Kiir predicted the south’s vote will pass overwhelmingly. The border region of Abyei — where much of Sudan’s oil is located — holds a similar vote the same day, in which voters will choose whether the region will join Sudan’s north or a possible new country in the south.

“Delay or denial of the right of self-determination for the people of Southern Sudan and Abyei risks dangerous instability,” Kiir said, according to prepared remarks. “There is without question a real risk of a return to violence on a massive scale if the referenda do not go ahead as scheduled.”

Tensions between north and south are high over stalled preparations for both the southern referendum and the separate vote for Abyei. The Obama administration has labeled it “inevitable” the south will declare independence, but U.S. Secretary of State Hillary Clinton has also called the issue a “ticking time bomb.”

In Washington, State Department spokesman P.J. Crowley told reporters Friday that the U.S. special envoy for Sudan, Scott Gration, would participate Sunday in a meeting on Sudan in Ethiopia. Crowley said Clinton talked Friday about Sudan with Ethiopian Prime Minister Meles Zenawi, who “pledged to Secretary Clinton that he would likewise do everything he could to encourage the parties to reach an agreement on Abyei.”

Gration also has plans to meet with Meles before Sunday’s meeting.

Clinton also spoke Thursday with Sudanese Vice President Ali Osman Mohammed Taha to encourage the ruling National Congress Party, based in Sudan’s capital Khartoum, to come to “Addis Ababa on Sunday prepared to negotiate and to make sure that the negotiating team will have specific authority to reach agreement on Abyei,” Crowley said.

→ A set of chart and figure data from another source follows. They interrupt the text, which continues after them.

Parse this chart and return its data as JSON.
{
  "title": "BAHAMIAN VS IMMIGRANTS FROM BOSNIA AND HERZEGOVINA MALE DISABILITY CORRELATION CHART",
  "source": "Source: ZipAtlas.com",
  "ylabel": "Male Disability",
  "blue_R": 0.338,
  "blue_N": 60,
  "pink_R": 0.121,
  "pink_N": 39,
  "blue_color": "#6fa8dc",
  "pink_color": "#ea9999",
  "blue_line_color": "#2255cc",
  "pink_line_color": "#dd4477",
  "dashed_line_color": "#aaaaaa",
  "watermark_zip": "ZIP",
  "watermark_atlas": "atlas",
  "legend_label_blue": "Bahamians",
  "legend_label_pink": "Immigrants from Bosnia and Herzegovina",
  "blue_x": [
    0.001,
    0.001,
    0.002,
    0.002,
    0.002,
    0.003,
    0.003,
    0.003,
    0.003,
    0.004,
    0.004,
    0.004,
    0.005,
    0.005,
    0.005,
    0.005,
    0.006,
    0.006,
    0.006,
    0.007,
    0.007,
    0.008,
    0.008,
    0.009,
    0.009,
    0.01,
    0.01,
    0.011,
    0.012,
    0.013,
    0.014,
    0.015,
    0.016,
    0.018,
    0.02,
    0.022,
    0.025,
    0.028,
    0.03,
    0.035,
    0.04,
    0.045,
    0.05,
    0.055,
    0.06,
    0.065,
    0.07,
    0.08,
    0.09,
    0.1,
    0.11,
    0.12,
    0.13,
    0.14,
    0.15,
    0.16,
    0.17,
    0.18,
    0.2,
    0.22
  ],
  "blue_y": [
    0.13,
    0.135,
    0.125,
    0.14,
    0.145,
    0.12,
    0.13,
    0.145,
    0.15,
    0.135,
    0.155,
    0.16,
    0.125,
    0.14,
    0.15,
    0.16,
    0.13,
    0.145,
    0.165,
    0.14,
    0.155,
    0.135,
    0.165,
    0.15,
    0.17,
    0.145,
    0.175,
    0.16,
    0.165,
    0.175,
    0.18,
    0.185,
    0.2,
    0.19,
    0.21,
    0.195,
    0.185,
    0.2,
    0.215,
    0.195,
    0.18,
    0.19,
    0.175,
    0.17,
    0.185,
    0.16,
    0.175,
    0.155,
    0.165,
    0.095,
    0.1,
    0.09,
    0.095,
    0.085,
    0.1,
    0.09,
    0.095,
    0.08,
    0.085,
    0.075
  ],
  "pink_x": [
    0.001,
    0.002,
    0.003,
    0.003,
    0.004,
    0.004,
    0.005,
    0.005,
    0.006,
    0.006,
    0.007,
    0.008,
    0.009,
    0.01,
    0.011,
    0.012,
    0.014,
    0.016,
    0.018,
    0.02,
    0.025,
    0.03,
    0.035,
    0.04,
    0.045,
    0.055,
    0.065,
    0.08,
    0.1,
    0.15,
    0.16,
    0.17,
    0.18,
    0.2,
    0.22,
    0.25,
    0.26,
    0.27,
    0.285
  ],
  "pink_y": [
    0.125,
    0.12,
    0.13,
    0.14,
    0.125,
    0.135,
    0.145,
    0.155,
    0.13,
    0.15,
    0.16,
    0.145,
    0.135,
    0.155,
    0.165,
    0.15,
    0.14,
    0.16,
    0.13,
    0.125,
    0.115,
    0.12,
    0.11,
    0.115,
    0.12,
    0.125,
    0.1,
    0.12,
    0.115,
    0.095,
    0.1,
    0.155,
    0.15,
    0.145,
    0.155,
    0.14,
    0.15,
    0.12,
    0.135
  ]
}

“We are very conscious of the fact that we have just about 100 days remaining, and Abyei is one of the central issues that has to be resolved before we can hope for a successful referenda early in 2011,” Crowley said.

Speaking before a crowd of about 1,000 people, Kiir appealed to the armies and people of Sudan to shun war, saying that he is not a coward but only those who have not been in war “still drill for it.” He said the south was willing to negotiate with the north.

Leaders from the north and south meet this weekend in Ethiopia in search for solutions surrounding the January votes. The north-south border must still be demarcated and agreements made over oil wealth, much of which is located in the south.

At Kiir’s arrival at the airport, traditional dancers performed on the runway and Kiir released white doves into the air. A white bull — a southern cultural emblem of prosperity — was slaughtered as Kiir’s plane landed.

Juba residents lined the streets to welcome Kiir, and one youth group wore T-shirts that saying: “The referendum is your golden chance for total independence.”

Sudan has been wracked by decades of war. A 2005 peace agreement ended the north-south conflict that killed 2 million people but by then the western Darfur region was at war. The referendum for the south’s independence is part of the peace agreement.